10th November 2022
Ustupu, San Blas, Panama – Isla Mono, San Blas, Panama via Achutupu, San Blas, Panama
Man has 5 senses; sight, sound, smell, touch, and taste, like appetites these can be starved, satisfied or overwhelmed. The San Blas islands have the habit of putting all our senses though all their differing levels and we’ve been starved and overwhelmed in equal order.
After a day of boat jobs in Ustupo, which surprisingly, included fixing toilet seats, painting brackets and a crazy amount of woodwork, we entered a world of sensory deprivation. The sun sunk over the hills leaving no light anywhere and the silence was complete without a ripple stirring the surface of the sea or wind whistling in the rigging.

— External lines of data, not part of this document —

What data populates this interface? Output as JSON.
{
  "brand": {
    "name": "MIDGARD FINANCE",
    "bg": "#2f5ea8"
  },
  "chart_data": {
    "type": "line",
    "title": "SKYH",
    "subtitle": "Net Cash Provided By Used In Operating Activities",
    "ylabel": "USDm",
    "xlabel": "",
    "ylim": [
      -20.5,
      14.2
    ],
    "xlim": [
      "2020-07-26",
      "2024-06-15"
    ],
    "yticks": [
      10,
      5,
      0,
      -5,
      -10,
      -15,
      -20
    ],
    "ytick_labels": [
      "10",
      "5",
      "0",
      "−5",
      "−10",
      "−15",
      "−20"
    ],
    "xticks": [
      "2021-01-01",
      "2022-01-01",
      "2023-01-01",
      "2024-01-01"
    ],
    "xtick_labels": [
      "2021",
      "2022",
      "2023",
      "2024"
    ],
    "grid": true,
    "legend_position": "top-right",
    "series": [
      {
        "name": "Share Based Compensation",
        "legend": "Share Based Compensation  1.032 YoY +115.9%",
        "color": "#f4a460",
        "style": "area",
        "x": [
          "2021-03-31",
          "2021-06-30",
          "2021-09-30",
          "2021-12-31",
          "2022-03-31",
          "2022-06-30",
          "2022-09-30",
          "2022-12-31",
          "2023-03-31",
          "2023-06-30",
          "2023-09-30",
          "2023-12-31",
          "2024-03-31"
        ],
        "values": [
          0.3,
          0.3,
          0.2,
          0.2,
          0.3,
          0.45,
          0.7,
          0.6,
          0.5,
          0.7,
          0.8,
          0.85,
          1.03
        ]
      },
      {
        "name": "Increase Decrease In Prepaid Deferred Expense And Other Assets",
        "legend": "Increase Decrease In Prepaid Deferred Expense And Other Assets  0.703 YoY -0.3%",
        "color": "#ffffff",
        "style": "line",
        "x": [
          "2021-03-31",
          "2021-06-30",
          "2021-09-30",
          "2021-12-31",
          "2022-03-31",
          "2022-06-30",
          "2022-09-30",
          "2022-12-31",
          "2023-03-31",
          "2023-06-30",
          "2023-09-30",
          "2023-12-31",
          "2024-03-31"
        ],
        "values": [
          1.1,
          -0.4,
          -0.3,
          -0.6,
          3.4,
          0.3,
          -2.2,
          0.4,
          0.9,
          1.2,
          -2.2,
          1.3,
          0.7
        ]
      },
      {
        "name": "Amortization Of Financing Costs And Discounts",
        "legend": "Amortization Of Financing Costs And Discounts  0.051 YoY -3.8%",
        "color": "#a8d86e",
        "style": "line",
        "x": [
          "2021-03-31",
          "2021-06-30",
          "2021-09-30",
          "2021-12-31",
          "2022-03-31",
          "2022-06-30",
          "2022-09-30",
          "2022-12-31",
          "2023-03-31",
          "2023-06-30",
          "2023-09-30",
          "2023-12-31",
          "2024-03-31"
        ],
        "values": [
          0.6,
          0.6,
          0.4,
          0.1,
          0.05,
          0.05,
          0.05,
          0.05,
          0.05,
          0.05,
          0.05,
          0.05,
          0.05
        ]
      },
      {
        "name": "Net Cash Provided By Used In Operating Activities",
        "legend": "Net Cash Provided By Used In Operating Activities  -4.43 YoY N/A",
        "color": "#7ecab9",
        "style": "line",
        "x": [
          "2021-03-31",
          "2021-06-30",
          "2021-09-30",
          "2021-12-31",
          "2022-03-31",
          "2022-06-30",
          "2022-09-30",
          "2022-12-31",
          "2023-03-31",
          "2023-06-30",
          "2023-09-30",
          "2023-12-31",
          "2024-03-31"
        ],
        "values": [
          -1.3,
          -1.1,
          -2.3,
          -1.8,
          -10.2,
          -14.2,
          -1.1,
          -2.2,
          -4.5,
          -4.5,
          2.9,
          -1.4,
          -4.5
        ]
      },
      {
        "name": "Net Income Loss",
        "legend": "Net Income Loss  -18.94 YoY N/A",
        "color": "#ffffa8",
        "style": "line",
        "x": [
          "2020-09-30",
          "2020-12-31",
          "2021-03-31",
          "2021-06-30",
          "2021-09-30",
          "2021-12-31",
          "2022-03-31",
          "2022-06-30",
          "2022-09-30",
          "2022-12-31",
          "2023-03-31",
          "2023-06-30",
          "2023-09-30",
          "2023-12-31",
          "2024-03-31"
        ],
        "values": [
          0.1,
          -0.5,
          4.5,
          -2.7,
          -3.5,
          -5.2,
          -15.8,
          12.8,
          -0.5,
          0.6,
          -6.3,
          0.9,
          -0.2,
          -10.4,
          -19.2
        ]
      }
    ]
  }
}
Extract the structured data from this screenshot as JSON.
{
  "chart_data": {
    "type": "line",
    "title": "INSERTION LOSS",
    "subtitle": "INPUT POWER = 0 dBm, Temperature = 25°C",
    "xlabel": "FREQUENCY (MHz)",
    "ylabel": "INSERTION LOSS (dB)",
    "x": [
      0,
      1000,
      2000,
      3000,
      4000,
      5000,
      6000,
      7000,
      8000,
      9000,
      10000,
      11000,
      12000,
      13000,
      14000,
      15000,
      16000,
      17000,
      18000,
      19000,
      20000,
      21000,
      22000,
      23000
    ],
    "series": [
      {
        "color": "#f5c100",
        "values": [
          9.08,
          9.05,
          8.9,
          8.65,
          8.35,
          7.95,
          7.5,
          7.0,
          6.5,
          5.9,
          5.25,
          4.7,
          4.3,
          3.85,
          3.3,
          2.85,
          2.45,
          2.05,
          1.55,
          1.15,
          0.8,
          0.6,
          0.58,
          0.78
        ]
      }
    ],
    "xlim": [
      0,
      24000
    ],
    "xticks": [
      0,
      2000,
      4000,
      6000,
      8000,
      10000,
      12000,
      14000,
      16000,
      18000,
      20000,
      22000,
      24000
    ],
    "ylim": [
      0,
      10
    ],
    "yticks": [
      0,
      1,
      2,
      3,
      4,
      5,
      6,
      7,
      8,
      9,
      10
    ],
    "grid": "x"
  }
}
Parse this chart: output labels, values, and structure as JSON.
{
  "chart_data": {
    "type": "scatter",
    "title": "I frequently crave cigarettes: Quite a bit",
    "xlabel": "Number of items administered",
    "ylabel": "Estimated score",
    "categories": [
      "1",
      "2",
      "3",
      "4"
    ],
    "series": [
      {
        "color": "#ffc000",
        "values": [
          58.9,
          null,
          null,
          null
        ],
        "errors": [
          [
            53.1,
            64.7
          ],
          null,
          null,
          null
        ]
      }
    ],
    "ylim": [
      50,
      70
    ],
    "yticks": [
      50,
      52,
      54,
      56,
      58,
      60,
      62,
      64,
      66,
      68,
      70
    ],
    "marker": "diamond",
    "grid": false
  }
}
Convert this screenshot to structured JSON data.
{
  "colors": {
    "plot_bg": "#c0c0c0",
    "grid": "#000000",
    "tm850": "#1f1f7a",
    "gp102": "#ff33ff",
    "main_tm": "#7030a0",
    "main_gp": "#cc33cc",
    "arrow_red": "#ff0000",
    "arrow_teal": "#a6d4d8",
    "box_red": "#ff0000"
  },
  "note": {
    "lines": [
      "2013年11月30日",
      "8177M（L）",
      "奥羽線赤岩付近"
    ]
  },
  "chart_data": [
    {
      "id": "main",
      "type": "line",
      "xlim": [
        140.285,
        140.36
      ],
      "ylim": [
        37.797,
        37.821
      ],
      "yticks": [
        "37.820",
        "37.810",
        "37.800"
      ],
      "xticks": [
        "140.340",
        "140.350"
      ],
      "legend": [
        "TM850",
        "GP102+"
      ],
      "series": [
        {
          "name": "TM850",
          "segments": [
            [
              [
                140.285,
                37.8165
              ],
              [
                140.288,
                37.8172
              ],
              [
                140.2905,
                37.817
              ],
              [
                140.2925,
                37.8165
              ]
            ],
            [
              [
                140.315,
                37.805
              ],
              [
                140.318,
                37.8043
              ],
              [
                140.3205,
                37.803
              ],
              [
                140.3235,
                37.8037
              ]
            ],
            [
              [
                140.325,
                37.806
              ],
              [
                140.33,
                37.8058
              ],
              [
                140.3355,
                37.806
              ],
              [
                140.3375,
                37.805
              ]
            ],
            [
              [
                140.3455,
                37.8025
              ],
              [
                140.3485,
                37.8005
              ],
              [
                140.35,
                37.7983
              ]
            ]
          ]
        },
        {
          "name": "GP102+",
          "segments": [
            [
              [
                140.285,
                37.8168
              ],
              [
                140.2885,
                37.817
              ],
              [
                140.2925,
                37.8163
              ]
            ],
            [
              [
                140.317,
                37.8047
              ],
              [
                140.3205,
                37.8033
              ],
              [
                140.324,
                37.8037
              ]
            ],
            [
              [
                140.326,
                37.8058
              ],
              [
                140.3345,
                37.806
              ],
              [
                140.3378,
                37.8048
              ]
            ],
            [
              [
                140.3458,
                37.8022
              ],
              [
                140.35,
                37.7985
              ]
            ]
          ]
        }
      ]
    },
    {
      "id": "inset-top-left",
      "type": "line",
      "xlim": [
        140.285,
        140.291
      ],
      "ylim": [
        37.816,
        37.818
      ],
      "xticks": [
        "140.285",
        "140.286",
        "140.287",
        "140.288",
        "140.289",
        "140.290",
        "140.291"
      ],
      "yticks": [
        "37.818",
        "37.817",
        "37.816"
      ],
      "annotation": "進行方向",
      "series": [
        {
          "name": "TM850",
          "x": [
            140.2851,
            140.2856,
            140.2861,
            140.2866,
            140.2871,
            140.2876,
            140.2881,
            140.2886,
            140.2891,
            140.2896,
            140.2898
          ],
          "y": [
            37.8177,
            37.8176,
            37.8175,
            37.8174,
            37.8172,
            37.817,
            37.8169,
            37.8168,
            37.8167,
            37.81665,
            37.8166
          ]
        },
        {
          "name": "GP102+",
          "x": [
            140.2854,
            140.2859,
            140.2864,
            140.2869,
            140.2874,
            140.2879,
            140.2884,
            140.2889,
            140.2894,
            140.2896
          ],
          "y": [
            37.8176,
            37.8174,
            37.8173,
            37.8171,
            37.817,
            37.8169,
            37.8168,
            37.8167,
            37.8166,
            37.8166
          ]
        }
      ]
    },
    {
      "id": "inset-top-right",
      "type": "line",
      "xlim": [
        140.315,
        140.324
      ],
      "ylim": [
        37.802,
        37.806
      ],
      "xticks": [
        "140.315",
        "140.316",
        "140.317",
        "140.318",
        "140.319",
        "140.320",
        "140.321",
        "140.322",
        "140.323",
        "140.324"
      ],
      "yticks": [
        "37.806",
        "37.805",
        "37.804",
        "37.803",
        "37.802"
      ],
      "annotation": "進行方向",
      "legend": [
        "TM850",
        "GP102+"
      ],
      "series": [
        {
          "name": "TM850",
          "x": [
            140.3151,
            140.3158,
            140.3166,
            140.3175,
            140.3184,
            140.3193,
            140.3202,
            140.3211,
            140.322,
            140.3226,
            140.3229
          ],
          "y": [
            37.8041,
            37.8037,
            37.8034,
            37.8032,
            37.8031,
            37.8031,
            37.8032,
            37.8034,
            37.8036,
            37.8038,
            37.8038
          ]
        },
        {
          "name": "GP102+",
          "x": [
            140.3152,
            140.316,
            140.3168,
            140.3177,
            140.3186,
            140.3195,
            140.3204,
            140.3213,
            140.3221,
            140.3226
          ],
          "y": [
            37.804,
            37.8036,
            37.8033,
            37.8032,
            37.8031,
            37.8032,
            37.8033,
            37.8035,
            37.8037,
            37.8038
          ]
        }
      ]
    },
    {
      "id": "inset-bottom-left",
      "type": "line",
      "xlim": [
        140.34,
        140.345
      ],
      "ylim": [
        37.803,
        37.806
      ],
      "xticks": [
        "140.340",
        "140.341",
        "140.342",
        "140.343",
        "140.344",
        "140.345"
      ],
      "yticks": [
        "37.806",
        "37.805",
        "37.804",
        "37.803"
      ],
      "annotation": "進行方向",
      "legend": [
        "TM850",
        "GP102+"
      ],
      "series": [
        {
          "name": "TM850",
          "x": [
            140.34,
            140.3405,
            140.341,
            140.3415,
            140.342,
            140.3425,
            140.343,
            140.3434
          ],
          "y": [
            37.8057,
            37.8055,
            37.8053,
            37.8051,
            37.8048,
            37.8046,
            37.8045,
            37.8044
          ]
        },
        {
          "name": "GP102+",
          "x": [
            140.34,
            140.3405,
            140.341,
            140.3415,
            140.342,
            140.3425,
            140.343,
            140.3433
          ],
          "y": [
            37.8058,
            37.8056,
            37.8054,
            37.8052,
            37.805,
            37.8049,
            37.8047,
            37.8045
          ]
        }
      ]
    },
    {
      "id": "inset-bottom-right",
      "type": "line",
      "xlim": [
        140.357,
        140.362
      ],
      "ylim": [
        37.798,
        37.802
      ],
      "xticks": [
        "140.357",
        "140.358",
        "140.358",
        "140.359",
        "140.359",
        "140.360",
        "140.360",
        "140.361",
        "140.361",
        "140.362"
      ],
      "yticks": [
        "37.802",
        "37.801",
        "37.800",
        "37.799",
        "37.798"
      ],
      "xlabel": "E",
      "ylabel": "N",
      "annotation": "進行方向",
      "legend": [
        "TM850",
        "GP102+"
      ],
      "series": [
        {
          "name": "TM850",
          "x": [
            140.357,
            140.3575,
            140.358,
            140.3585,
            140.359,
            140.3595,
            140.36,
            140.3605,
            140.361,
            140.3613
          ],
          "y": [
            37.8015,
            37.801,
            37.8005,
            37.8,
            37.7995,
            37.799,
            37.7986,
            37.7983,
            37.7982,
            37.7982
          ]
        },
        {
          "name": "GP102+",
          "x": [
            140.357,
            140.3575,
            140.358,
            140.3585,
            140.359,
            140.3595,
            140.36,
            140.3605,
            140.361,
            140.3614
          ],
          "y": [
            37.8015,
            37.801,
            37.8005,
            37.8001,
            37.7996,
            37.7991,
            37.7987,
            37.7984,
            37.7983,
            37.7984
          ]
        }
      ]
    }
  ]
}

In this absence of stimulus our senses were heightened. We only knew that our eyes worked as we could track the occasional shooting star leaving bright trails in ionosphere while closer to home our ears picked out the tell-tale gasps of air as dolphins surfaced to take breath ready for their next hunting expedition.
After all the weekend celebrations in Usutpo, the ‘town’ was waking up to its usual Monday morning activity and we were about to be part of that activity. We’d been invited by one of the school teachers to greet his class, give the them the opportunity to practice their English and be a spectacle for his morning lesson.
Leaving the town’s silent deserted streets, the school was all smiles and excited chatter as the children’s welcome overwhelmed us. We were taught some Kuna, which we promptly forgot, but the kids hadn’t forgotten their English. Towering above all these little people was Fiona who was greeted by each child, who told her their name, age and something interesting. Overseeing this spectacle was the teacher who was puffed up with pride at the show his students were putting on for his esteemed visitors.
Moving on from the ‘metropolis’ of Usutpo we anchored in front of the next town and instantly had company. Dugout after dugout approached us and through sign language and Iain’s near fluent Spanish (read; a mix of the few words of Spanish, French, Italian and German that he knows), invited us to join the whole village after sunset. We weren’t sure what was going to happen but every dugout was excited at the thought of the freshly brewed Chicha Fuerte and the effects it was going to have. There was also something about a girl going through a once in a lifetime right of passage, but the focus was all on the Chicha Fuerte.*
Word of our arrival had spread through the village and a welcoming party was clogging the shoreline awaiting our arrival. As soon as we stepped on land, we were ushered to the saila (pronounced “sigh-lah”) who ceremoniously granted us permission to be ashore after dark, be part of the mystical proceedings and even ‘lent’ us an interpreter who could explain what we were seeing.
All our senses were pricked as soon as we entered the main square. The atmosphere was electric with anticipation of the upcoming proceedings and this was only heightened as these tall strangers held court among swarms of inquisitive children, under the looks of sultry teenagers, while the women ran around putting finish touches to things and men, as seems usual around the world, sat, smoked and drunk.
Pulling us away from the children we were ushered into the communal hall where we were about to witness age old rituals. Woodsmoke filled the air and each man was blessed by an aromatic blowing of smoke over his shoulders while he jigged to a silent beat. In the centre of these proceedings were the saila who, with a simple sway of a hand, or nod of a head moved the things on and ushered our next sensory overload.
From nowhere men dressed in smart shirts bounced their way into the hall. Around their necks were strung lengths of pelican bones which rattled in time to their dancing and created hypnotic aura. Over this base rhythm, pan pipers played a high-pitched tune and this was the message to all to move in unison.
The saila unseated themselves and led a procession around the village. They were closely followed by the dancing men, women dressed in their traditional costumes and finally the pipers. We could feel the earth move under their stamping feet and the lively raucous children who lined the streets grew quiet at the spectacle.
Re-entering the hall, the event that everyone had grown excited about was unveiled. Vat after vat of Chicha was ushered in and ceremonially consumed. As each mugful was downed a cheer rose, the crowd grew more excited and yet more chicha was handed around. No-one was spared the ceremonial drink which looked like a mix of cloudy swamp water mixed with floating kitchen detritus and like all those around us we downed mugs of the stuff.
According to Fiona it tasted like aged wine that was too warm and too aged, but others detected hints of chocolate, musty undertones and woody notes. This Chicha was clearly a vintage and a vintage that was dulling some senses while enlivening others. For us, all our senses were overloaded, from the ancient sights we saw, to the smoke that filled our nostrils, to the Chicha that numbed our tongues and threatened to sting our heads.
* At the centre of these celebrations was a pre-adolescent girl who was about to have her hair cur for the first time since birth (or something to that effect).